Sort by shape token in Arcpy cursors?

10-02-2018 08:30 AM
New Contributor III

I have a script that uses the sql orderby parameter to sort my arcpy cursors by a user defined field or fields and deletes duplicates, but keeps the duplicate with the highest value. I'd like to be able to sort by geometry to identify/group features that are spatial duplicates and delete those that are duplicates (but keeping the duplicate with the highest value in another chosen field which is why I can't just use the Delete Identical tool).

I have tried several ways of doing this, but as I understand, shape tokens such as SHAPE@, SHAPE@WKT, etc. cannot be used in the sql clause. Is there another way to do this or another workaround? I also tried to add a field and fill with the SHAPE@WKT, but the update cursor did not fill the field.

Here is the code I've got that works for other fields, other than the geometry field:

import arcpy
from itertools import groupby
from operator import itemgetter

input_layer = arcpy.GetParameterAsText(0)
case_fields = arcpy.GetParameterAsText(1)
max_field = arcpy.GetParameterAsText(2)
case_fields = case_fields.split(";")
case_fields = [str(x) for x in case_fields]

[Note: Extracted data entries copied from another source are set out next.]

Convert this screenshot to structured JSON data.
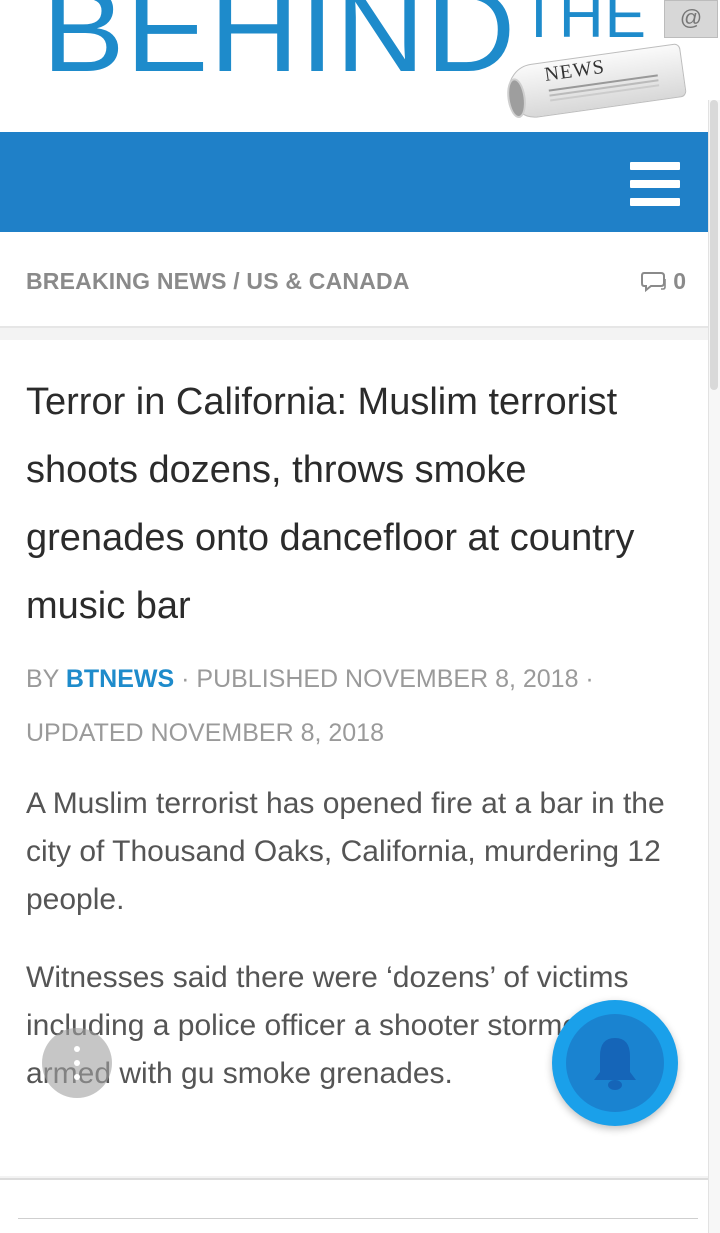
{
  "logo": {
    "behind": "BEHIND",
    "the": "THE",
    "news": "NEWS",
    "corner_icon": "@"
  },
  "nav": {
    "menu_icon": "hamburger-icon"
  },
  "breadcrumb": {
    "text": "BREAKING NEWS / US & CANADA",
    "comment_icon": "comment-icon",
    "comment_count": "0"
  },
  "article": {
    "title": "Terror in California: Muslim terrorist shoots dozens, throws smoke grenades onto dancefloor at country music bar",
    "meta": {
      "by": "BY ",
      "author": "BTNEWS",
      "published": " · PUBLISHED NOVEMBER 8, 2018 · ",
      "updated": "UPDATED NOVEMBER 8, 2018"
    },
    "paragraphs": [
      "A Muslim terrorist has opened fire at a bar in the city of Thousand Oaks, California, murdering 12 people.",
      "Witnesses said there were ‘dozens’ of victims including a police officer a shooter stormed in armed with gu smoke grenades."
    ]
  },
  "widgets": {
    "share_icon": "more-vertical-icon",
    "bell_icon": "bell-icon"
  },
  "colors": {
    "brand_blue": "#1e8bcb",
    "nav_blue": "#1f80c8",
    "bell_blue": "#1aa0ea"
  }
}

sql_orderby = "ORDER BY {}, {} DESC".format(",".join(case_fields), max_field)

with arcpy.da.UpdateCursor(input_layer, "*", sql_clause=(None, sql_orderby)) as cursor:
    case_func = itemgetter(*(cursor.fields.index(fld) for fld in case_fields))
    for key, group in groupby(cursor, case_func):
        for extra in group:
0 Kudos
2 Replies
MVP Esteemed Contributor

Stepping back from any code, what does it mean to "sort by geometry?"

Have you looked at using Find Identical—Data Management toolbox | ArcGIS Desktop as part of a 2-step process to find spatial duplicates and then remove all but the one you want to keep?

You mention adding a field and filling it with SHAPE@WKT but nothing got filled, something seems off there.  Adding a geometry WKT representation to a text field is pretty straightforward, what code did you use?  Unless your geometries are quite basic, the WKT representation can get big quick, which is a separate issue.

If you are working with file geodatabases, you cannot use any geometry properties in a SQL ORDER BY clause.  If you are using an enterprise geodatabase, that opens the door to other options.

Esri Regular Contributor

If your data are points or a centroid of the features is a good proxy for shape, this workflow might help:

Add a field, text(12) named 'Geohash'.

Calculate values into the field with a little Python.

with arcpy.da.UpdateCursor('Ontario511_Layer_Sort',['shape@','Geohash']) as cursor:
    for row in cursor:
        shp = row[0].projectAs(arcpy.SpatialReference(4326))
        gh = shp.getGeohash(12)

This gives you an attribute to work with, identical geohashes are identical points.